However, none of these approaches give us the ability to restrict incoming traffic. It only allows us to restrict what local processes can listen to (thus inbound traffic) or connect to (thus outbound traffic).

Which brings me to my alternative solution: Linux policy based routing.

Unfortunately, policy based routing is meant for, as the name says, "routing", and not for "firewalling", thus, it's worth stressing the fact that I'm abusing this tool.

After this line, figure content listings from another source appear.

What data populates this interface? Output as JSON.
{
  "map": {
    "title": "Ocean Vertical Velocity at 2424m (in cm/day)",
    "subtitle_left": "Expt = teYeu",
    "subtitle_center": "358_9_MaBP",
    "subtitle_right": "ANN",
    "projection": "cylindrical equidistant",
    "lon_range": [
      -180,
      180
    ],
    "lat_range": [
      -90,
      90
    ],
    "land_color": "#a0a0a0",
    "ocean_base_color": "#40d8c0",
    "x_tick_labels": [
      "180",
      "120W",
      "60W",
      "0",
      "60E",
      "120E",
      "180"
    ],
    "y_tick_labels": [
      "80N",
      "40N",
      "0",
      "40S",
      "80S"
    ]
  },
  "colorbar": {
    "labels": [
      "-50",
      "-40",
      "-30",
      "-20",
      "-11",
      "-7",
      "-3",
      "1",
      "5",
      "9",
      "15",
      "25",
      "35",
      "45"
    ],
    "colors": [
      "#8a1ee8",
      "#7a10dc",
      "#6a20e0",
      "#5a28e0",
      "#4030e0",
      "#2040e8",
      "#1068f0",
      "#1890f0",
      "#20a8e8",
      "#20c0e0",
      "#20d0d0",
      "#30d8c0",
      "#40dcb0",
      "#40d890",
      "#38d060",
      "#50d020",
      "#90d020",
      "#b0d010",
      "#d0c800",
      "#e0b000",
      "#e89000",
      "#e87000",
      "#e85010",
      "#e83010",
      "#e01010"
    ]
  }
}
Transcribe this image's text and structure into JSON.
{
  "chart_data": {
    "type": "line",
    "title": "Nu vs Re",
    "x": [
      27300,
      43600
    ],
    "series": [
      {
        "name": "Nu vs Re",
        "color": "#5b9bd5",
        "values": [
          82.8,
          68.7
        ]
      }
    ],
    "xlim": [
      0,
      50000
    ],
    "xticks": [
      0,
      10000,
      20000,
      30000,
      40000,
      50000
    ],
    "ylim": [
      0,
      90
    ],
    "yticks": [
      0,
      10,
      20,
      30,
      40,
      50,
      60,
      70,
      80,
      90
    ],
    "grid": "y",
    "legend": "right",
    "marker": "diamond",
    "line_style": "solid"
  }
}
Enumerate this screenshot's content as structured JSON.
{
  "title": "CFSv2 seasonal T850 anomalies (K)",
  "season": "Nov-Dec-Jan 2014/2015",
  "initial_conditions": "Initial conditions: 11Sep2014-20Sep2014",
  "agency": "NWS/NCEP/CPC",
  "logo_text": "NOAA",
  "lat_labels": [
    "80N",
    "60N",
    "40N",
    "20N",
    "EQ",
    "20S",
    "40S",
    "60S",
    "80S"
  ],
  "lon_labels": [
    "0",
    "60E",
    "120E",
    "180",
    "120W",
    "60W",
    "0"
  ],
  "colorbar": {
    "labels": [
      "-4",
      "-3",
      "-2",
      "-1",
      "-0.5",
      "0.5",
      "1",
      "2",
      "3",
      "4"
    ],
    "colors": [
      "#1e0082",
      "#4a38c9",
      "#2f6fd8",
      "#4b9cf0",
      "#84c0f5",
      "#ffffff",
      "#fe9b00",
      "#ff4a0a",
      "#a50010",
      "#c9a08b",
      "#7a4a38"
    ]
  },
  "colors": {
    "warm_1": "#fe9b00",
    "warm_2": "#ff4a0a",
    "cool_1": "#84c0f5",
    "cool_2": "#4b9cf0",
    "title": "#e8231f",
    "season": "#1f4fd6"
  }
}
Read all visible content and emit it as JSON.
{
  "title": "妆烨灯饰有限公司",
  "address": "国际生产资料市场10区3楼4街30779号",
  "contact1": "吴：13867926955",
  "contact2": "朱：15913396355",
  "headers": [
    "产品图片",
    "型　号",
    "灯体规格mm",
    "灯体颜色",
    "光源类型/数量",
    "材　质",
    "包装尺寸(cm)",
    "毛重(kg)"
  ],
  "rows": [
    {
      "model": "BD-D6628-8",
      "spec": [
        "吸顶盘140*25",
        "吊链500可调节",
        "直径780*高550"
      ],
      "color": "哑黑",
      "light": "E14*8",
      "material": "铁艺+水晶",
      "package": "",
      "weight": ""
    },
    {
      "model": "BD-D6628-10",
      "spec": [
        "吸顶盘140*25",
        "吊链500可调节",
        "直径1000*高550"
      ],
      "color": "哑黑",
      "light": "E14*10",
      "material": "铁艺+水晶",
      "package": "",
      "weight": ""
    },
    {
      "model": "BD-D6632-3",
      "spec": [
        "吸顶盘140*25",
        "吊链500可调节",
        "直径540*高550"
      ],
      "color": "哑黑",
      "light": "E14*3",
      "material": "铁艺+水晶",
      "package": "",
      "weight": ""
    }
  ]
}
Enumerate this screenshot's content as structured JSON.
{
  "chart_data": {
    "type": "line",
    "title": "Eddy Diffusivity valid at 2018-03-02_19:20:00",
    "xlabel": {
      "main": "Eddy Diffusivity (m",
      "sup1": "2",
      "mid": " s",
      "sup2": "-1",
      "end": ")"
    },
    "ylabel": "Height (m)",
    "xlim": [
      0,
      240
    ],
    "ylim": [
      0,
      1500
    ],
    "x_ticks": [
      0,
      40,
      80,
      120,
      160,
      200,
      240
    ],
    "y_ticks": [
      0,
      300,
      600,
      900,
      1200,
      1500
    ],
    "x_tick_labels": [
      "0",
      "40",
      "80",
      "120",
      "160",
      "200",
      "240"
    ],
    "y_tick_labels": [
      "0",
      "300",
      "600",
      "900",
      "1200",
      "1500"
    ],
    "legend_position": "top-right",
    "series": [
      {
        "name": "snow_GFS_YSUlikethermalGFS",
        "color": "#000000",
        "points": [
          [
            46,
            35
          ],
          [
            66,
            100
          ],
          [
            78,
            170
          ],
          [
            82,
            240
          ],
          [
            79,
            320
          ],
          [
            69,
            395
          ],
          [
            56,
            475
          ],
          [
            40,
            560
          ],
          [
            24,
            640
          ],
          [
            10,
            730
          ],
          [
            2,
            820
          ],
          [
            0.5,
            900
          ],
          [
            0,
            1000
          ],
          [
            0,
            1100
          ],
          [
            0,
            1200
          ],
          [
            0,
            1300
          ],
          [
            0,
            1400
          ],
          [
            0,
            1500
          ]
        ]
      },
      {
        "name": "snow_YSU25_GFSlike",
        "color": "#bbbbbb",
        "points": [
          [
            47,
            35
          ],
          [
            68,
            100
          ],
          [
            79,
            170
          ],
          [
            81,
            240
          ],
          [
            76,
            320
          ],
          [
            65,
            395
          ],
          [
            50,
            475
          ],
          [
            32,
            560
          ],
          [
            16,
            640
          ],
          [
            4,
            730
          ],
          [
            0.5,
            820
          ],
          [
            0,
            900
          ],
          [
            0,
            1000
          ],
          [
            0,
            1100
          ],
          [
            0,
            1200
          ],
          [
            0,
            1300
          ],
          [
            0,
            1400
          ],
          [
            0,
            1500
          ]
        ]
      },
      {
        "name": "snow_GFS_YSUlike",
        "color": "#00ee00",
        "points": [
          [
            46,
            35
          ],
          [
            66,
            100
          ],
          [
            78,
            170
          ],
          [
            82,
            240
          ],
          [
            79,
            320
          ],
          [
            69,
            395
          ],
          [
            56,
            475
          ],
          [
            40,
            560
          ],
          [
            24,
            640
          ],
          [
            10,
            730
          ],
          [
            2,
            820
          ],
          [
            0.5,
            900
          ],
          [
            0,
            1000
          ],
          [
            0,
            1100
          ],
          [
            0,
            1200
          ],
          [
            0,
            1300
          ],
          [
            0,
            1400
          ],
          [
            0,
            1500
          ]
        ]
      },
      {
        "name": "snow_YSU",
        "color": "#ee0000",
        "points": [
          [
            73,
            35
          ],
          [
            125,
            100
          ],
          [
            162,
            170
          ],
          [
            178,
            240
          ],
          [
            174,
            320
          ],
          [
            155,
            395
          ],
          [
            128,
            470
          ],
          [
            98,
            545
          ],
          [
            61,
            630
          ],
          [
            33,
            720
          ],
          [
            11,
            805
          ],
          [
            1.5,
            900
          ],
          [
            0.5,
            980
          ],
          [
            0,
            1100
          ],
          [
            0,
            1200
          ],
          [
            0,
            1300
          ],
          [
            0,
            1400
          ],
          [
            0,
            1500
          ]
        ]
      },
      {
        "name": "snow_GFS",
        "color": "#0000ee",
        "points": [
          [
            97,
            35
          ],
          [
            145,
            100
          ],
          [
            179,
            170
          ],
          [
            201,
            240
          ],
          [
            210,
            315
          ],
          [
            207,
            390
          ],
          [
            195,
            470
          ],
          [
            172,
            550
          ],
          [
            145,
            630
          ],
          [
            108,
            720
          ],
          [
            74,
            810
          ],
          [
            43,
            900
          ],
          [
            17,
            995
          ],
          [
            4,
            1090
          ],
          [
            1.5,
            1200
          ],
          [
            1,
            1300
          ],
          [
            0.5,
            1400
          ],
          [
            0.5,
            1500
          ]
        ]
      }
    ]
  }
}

Foremost, we must understand that routing applies only to outbound traffic, not inbound, thus it applies only to packets that are generated locally, and must be sent to somewhere else via a network device. (It also applies to forwarded traffic, when our node behaves as a router.)

It is also worth noting that policy based routing is stateless, as opposed to stateful, meaning that it doesn't see connections (e.g. TCP), or related traffic (like Linux's contrack does for UDP), but instead just individual packets. Thus, any "firewalling" that we can do by using Linux policy based routing can't take into account flows.

And, as a final note, due to a feature called return path filtering present in the Linux kernel, if enabled, we actually also get inbound traffic filtering. In a few words, with sysctl -w 'net.ipv4.conf.all.rp_filter = 1', the kernel is instructed that before accepting and delivering a packet locally, to look if there is a route for a packet that has the source and destination addresses switched (thus the "return path" name), and if not to consider it as "martian", causing it to be dropped and logged, because it is not coming from an expected route.

Fore more details on Linux based policy routing, see the ip-rule man page or this article.

Finally, here are the snippets I've used in my initial experiment:

(remember, these rules apply only to outbound packets, but due to the return path feature, it also applies to inbound traffic in the reverse, by switching the sport and dport values;)

anything from a user-id over 2000 is not allowed to touch the network;

ip rule add priority 1537 type prohibit iif lo uidrange 2000-4294967294

we allow WireGuard UDP traffic from source port 51820 to destination port 51280

ip rule add priority 1538 type unicast table main iif lo ipproto 17 sport 51820 dport 51820

we allow SSH server TCP traffic from the source port 22 to any non-privileged port:

ip rule add priority 1538 type unicast table main iif lo uidrange 0-0 ipproto 6 sport 22 dport 1024-65534

(if we also want to allow SSH client traffic, use a rule similar to the ones below;)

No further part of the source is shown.